Bataille judiciaire entre Ablynx et Unilever

©BELGA

La biotech belge Ablynx accuse le géant Unilever de violation de brevet. Objet du litige: l’utilisation des anticorps de lamas dans le développement de médicaments.

Un âpre conflit judiciaire passé jusqu’ici sous les radars oppose depuis sept ans Ablynx à Unilever. Selon le quotidien néerlandais Het Financieele Dagblad, la biotech gantoise, rachetée début 2018 par Sanofi, accuse le géant anglo-néerlandais des biens de consommation courante d’utiliser sa technologie innovante reposant sur les nanocorps prélevés dans les systèmes immunitaires de lamas.
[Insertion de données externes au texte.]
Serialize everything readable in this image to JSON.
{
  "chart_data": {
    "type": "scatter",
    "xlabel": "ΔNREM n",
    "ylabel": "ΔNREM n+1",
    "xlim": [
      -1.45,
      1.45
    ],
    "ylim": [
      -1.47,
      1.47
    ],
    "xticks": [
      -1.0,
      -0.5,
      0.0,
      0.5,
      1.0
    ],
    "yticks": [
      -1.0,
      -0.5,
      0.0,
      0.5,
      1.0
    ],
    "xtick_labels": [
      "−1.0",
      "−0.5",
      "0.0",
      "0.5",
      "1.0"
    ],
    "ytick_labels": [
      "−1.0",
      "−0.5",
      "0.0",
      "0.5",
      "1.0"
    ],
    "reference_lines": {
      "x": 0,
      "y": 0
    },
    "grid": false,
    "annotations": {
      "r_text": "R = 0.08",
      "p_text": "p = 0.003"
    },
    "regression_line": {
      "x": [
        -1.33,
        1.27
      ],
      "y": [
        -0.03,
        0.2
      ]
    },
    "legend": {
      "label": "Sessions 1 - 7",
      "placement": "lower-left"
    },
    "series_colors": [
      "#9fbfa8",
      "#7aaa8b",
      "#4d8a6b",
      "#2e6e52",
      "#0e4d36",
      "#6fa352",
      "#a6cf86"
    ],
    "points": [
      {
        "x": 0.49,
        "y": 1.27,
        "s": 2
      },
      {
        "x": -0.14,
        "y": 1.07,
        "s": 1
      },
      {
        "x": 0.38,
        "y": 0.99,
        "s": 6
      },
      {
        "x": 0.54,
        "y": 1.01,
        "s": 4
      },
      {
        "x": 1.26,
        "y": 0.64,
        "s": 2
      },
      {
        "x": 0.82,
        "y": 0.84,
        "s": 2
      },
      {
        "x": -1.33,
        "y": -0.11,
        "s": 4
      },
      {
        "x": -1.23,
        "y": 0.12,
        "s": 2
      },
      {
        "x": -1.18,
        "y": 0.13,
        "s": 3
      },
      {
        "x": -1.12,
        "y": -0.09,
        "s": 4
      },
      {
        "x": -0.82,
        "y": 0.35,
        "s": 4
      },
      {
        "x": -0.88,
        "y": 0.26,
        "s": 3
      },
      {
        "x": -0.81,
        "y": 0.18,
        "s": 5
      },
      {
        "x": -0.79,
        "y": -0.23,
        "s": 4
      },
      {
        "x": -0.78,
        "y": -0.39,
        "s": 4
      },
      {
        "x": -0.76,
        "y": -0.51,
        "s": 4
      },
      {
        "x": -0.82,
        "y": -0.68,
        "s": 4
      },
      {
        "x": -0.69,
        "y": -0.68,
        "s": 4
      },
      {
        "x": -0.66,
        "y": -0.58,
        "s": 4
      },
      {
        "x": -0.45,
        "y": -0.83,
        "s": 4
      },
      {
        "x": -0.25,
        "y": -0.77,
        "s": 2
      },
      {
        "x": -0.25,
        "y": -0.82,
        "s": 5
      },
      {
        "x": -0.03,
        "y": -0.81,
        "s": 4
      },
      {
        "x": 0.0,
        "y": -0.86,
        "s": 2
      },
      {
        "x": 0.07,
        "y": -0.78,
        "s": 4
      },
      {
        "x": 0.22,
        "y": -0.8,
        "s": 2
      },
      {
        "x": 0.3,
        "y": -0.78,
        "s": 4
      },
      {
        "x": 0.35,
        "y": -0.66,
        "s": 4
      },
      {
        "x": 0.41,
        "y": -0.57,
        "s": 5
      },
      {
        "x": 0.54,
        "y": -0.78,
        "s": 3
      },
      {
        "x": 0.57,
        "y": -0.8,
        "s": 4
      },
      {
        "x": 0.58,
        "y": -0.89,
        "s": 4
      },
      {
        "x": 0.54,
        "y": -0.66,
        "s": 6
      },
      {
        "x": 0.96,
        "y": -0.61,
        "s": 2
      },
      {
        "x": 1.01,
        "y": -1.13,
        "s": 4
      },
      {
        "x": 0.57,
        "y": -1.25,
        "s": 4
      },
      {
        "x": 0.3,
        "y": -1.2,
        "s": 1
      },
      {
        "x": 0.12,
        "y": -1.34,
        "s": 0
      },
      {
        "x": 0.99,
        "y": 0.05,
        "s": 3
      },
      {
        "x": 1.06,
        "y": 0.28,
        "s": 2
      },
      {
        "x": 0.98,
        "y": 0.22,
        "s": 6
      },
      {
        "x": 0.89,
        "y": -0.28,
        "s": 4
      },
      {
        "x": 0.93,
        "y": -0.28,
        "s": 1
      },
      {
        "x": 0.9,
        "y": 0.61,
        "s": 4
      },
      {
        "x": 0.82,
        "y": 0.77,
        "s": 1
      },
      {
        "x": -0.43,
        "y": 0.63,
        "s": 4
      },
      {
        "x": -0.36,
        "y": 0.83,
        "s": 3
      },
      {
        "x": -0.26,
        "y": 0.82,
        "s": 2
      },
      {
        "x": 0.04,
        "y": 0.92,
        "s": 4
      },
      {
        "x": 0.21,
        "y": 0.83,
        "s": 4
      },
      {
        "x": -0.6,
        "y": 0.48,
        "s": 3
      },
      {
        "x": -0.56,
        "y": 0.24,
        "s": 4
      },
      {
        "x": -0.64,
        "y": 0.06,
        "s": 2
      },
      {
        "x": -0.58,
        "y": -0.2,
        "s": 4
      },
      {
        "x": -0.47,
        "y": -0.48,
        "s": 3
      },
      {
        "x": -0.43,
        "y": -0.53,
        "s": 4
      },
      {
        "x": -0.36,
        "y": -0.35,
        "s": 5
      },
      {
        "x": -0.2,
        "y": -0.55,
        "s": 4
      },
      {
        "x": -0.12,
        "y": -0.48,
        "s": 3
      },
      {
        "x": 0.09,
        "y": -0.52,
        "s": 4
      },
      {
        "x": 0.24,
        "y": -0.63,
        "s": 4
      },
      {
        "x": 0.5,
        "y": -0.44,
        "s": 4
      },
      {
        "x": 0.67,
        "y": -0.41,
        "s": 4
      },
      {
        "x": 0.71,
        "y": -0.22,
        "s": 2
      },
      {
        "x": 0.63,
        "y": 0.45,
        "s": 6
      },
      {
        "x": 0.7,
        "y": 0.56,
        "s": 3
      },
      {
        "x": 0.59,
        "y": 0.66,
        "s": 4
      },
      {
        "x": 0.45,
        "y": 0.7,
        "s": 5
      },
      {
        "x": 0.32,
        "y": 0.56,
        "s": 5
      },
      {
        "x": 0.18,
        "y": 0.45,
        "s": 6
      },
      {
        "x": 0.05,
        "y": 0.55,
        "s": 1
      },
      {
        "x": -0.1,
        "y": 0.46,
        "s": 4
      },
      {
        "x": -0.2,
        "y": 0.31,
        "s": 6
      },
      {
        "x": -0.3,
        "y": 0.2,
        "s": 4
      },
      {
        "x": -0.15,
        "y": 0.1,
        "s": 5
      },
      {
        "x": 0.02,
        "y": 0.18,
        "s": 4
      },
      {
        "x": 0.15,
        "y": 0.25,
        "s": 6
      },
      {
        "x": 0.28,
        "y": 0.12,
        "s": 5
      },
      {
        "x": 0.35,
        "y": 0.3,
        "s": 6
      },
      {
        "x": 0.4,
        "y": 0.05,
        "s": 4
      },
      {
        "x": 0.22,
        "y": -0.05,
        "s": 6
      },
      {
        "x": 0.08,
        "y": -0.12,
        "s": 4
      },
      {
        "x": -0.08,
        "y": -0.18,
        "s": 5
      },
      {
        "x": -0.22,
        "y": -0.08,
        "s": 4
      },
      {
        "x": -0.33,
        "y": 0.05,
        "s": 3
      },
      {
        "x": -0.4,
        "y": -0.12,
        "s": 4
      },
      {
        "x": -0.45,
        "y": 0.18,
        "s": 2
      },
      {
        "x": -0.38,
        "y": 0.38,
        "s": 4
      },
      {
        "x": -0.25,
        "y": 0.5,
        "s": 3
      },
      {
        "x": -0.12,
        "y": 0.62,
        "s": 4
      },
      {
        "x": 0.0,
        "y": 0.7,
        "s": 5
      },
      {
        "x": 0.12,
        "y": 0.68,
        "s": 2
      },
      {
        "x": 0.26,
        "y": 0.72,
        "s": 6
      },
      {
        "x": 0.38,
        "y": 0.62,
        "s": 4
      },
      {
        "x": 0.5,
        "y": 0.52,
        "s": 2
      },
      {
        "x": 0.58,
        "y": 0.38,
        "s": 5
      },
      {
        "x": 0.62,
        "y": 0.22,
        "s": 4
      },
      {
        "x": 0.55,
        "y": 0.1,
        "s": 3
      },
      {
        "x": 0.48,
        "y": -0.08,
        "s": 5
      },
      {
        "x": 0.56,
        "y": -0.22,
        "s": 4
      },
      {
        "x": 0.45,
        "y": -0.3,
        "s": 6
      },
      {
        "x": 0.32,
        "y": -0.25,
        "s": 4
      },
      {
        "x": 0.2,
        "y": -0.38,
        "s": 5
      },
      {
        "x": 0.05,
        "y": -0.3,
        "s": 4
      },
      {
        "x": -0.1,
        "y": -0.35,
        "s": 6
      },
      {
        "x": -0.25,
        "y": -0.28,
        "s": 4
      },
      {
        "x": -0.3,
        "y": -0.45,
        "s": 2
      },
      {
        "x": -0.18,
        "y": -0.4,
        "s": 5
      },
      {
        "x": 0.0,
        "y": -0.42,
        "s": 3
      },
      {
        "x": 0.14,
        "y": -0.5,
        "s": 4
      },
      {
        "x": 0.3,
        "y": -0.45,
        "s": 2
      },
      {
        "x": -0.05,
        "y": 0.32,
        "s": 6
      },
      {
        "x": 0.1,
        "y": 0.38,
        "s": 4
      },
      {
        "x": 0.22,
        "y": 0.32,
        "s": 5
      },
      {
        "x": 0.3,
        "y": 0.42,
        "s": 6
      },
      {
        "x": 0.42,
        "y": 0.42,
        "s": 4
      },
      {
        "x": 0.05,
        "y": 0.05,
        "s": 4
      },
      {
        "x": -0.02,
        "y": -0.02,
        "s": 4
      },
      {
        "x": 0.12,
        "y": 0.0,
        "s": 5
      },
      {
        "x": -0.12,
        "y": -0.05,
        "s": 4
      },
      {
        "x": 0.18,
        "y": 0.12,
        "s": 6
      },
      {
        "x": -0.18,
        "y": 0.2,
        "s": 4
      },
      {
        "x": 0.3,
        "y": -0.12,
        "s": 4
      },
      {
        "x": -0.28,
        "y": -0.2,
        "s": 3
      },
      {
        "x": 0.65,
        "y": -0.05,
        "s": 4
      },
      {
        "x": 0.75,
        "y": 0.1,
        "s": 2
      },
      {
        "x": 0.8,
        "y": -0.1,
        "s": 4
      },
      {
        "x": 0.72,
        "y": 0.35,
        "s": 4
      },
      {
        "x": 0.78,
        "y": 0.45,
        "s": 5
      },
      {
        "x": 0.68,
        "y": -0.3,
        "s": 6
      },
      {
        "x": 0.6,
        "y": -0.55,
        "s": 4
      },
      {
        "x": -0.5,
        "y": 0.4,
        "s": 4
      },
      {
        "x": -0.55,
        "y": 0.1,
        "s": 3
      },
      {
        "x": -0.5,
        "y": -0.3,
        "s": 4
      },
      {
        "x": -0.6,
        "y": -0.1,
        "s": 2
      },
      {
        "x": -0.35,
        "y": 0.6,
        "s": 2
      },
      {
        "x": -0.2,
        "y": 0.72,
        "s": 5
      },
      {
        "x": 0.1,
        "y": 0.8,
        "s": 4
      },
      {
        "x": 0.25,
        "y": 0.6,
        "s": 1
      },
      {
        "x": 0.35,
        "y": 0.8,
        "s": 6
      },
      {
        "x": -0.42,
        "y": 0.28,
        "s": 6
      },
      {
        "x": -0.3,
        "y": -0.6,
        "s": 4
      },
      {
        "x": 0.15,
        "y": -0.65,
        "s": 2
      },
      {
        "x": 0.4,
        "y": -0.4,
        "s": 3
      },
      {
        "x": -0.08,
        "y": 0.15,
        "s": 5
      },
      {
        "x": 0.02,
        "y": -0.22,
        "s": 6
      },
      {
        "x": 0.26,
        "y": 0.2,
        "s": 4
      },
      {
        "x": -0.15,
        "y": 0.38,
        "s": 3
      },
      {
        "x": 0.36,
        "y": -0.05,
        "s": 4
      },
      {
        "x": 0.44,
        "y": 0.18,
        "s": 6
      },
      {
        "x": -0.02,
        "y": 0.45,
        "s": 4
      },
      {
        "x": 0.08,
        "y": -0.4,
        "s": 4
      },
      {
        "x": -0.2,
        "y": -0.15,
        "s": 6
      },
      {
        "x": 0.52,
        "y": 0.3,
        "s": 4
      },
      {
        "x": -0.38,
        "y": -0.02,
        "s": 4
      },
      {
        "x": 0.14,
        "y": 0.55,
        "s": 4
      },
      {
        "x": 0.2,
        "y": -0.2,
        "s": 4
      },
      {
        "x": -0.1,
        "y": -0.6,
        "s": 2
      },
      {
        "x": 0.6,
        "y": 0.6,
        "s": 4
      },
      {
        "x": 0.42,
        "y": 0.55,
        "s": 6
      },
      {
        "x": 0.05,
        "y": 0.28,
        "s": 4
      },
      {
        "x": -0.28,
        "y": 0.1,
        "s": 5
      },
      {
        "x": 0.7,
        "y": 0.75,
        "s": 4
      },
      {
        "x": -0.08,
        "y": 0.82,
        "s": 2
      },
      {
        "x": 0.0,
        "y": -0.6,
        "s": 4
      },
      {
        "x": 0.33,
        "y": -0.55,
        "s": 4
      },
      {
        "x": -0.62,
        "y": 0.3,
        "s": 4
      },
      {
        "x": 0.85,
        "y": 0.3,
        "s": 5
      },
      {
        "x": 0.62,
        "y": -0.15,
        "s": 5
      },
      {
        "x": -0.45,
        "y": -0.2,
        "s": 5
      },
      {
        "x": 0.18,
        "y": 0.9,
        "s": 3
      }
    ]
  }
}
Dans les années 90, Unilever a rebondi sur la découverte de scientifiques belges qui ont mis au jour les propriétés particulières des anticorps produits par les lamas. La multinationale y a vu une opportunité dans la mise au point de dentifrices ou de shampoings ultra-performants. Vingt-cinq ans plus tard, avocats d’Unilever et d’Ablynx s’expliquent pour la énième fois devant la Cour suprême de La Haye, la plus haute instance judiciaire des Pays-Bas.

Les avocats d’Unilever soutiennent que la multinationale n’a jamais utilisé d’anticorps de lamas.

Les avocats de la multinationale soutiennent qu’Unilever n’a jamais utilisé d’anticorps de lamas. Et rappellent que le brevet protégeant Ablynx a expiré en août 2013. Du côté d’Ablynx, on entend bien démontrer qu’Unilever a utilisé des nanocorps de lamas pour le développement d’un médicament.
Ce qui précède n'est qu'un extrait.